Open Door in Grimsby is a typical example. It’s a 24/7 service supporting some of the most vulnerable and excluded people in the community. Drug users, sex workers, homeless people.

It encourages them to come in, to see a doctor, to get treatment, without barriers, without boundaries, without judgements. There’s no CCTV, no locks on doors, no suspicion. A genuinely open culture that puts people at their ease.

But it goes further than this. One of the big issues facing all of these service users is their financial security. Many of them can’t open a bank account because they don’t have a fixed address.

So the other thing Open Door does, through its relationship with a major high street bank, is provide clients with the opportunity to open a bank account.

Not a conventional service you’d expect from a health organisation. But it makes a big difference. As the very name of the organisation suggests, it opens doors for the service user. Allows them a way forward in their lives.

Promoting social enterprise

And that’s the sort of lateral thinking we need.

If we want to make the breakthroughs in preventing illness and reducing demand on acute services, then we need to start challenging conventions about what a health or a care organisation does.

We’re already making a move in the NHS to a payment system which demands that services look out across the whole community.

That means health services will need to think not just about initial treatment, but the whole outcome of treatment, including rehabilitation and long term recovery.

And you can only do that if you have flexibility and variety in the system, if the latitude is there for organisations to look beyond old models of care.

That’s why our ambitions stretch beyond Right to Request.

There is now a clear, unambiguous policy shaping NHS commissioning.

No more preferential status for any one type of organisation. Instead, genuine diversity and plurality.
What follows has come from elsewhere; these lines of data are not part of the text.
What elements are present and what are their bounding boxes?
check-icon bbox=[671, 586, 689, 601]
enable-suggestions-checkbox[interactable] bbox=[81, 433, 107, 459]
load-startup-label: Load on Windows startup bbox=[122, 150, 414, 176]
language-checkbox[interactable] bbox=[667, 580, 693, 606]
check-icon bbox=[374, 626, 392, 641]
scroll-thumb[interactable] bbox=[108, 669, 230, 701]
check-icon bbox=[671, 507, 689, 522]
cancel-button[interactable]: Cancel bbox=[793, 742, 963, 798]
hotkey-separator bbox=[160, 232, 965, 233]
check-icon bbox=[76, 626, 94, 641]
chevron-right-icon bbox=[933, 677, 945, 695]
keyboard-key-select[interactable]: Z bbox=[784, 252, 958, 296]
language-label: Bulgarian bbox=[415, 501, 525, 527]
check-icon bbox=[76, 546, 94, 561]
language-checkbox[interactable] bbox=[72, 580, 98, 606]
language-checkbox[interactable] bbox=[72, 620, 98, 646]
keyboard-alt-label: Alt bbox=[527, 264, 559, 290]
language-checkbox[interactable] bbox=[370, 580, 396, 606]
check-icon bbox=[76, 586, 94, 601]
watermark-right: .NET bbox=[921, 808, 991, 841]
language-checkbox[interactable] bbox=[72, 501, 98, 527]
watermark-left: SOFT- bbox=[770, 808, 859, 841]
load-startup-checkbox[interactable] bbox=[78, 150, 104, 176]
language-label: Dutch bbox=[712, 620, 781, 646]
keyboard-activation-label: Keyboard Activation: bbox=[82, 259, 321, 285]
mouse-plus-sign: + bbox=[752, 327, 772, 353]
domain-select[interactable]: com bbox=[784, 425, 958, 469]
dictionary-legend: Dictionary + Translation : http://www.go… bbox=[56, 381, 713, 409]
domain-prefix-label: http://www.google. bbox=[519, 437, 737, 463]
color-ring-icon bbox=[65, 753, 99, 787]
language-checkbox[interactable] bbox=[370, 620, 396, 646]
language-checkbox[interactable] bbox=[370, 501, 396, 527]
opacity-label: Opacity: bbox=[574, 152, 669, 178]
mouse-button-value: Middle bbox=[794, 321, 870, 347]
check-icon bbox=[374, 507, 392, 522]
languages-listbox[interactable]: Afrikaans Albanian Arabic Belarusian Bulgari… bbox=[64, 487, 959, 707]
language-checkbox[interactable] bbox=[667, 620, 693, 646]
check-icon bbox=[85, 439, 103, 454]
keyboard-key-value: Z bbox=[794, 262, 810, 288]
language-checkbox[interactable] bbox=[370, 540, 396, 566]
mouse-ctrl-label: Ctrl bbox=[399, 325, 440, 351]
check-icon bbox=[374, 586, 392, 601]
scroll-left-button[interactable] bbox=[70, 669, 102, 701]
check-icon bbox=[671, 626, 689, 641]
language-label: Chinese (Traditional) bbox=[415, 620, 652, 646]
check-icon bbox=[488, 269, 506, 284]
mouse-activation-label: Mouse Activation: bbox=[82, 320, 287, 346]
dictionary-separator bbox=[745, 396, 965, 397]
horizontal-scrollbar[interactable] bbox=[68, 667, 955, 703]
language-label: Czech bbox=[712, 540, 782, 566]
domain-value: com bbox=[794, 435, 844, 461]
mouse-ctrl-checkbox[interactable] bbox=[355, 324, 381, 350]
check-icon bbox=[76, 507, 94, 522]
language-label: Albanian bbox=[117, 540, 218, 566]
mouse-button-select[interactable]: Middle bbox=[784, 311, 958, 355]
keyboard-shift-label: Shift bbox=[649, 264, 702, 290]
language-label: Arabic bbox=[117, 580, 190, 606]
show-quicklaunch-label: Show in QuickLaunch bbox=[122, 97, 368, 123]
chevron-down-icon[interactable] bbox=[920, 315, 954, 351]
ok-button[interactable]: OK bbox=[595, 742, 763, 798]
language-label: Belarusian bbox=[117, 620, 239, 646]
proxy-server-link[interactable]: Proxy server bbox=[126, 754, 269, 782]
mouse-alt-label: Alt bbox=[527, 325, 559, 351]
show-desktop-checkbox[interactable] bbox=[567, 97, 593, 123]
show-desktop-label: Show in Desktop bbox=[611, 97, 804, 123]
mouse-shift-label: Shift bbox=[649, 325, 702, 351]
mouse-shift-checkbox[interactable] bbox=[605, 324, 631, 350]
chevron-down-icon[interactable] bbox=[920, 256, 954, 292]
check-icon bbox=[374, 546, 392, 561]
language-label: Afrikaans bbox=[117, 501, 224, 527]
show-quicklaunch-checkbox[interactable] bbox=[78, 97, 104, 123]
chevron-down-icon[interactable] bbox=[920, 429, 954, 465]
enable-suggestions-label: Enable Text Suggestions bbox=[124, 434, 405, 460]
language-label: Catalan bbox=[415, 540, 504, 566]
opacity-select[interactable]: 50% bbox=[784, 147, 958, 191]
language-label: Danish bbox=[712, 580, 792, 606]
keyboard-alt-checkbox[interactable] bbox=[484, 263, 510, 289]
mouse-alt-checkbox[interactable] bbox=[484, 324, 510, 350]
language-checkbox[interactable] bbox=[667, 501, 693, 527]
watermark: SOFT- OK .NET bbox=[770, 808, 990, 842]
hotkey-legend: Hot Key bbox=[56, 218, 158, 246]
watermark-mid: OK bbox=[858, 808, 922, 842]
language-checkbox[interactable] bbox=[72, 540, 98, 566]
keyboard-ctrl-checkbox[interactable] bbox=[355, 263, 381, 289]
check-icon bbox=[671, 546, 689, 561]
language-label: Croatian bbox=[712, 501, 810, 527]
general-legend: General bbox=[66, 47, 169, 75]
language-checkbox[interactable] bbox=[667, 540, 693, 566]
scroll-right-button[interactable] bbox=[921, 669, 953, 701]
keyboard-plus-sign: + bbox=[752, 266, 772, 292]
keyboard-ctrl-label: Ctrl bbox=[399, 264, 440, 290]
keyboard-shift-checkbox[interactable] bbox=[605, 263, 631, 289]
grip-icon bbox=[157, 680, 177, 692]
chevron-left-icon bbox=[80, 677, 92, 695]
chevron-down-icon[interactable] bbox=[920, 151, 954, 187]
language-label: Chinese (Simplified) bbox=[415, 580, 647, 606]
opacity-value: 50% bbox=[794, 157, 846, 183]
A system that gives any willing provider a fair chance of competing for NHS contracts.

Too often this policy has sparked frenzied accusations of ‘privatisation by stealth’ in the NHS.

Yet as social enterprises up and down the country show, you strengthen, not undermine, NHS values and patient choice by opening the door to diversity and plurality.

So, from my point of view, we’re determined to press on, to open up new opportunities for social enterprises and to extend Right to Request style models to other parts of the health and care system.

A new Public Health Service, rooted in the principle of local, community-based action, will lend itself to social enterprises – as will the proposals we’re working on to improve mental health.

And the vision for social care that we’re publishing tomorrow will advocate plurality and partnership in a sector that is already a rich and fertile ground for social enterprise.

Only a few days ago, I announced plans for new Social Work Practices.

These will give greater freedom and control for a profession that has been particularly hard-hit by the bureaucracy and micro-management of recent years.

Pilots will look at how social workers could form independent organisations, contracted to local authorities, and working across health and social care to secure better outcomes for service users.

Dealing with barriers

So where next? Well, we still need to break down the barriers to entry. We know there are tricky issues around funding, around tendering processes, around transfer of employee rights.

We are looking across Government to find the right solutions. Francis Maude will be telling you more about this tomorrow.

But today, I can announce that I’m adding an extra £4.4 million to our Social Enterprise Investment Fund.

This will be used to support Right To Request organisations through transition, as well as helping to set up other social enterprises from outside the NHS.

The bottom line is we need innovation. We need to mobilise the workforce and carry people with us in delivering the reforms we’ve set out.

Social enterprise is a powerful and proven model for change.

It’s something I passionately believe in, and I look forward to working with you to expand the sector and derive more benefits for patients and service users in the months and years ahead.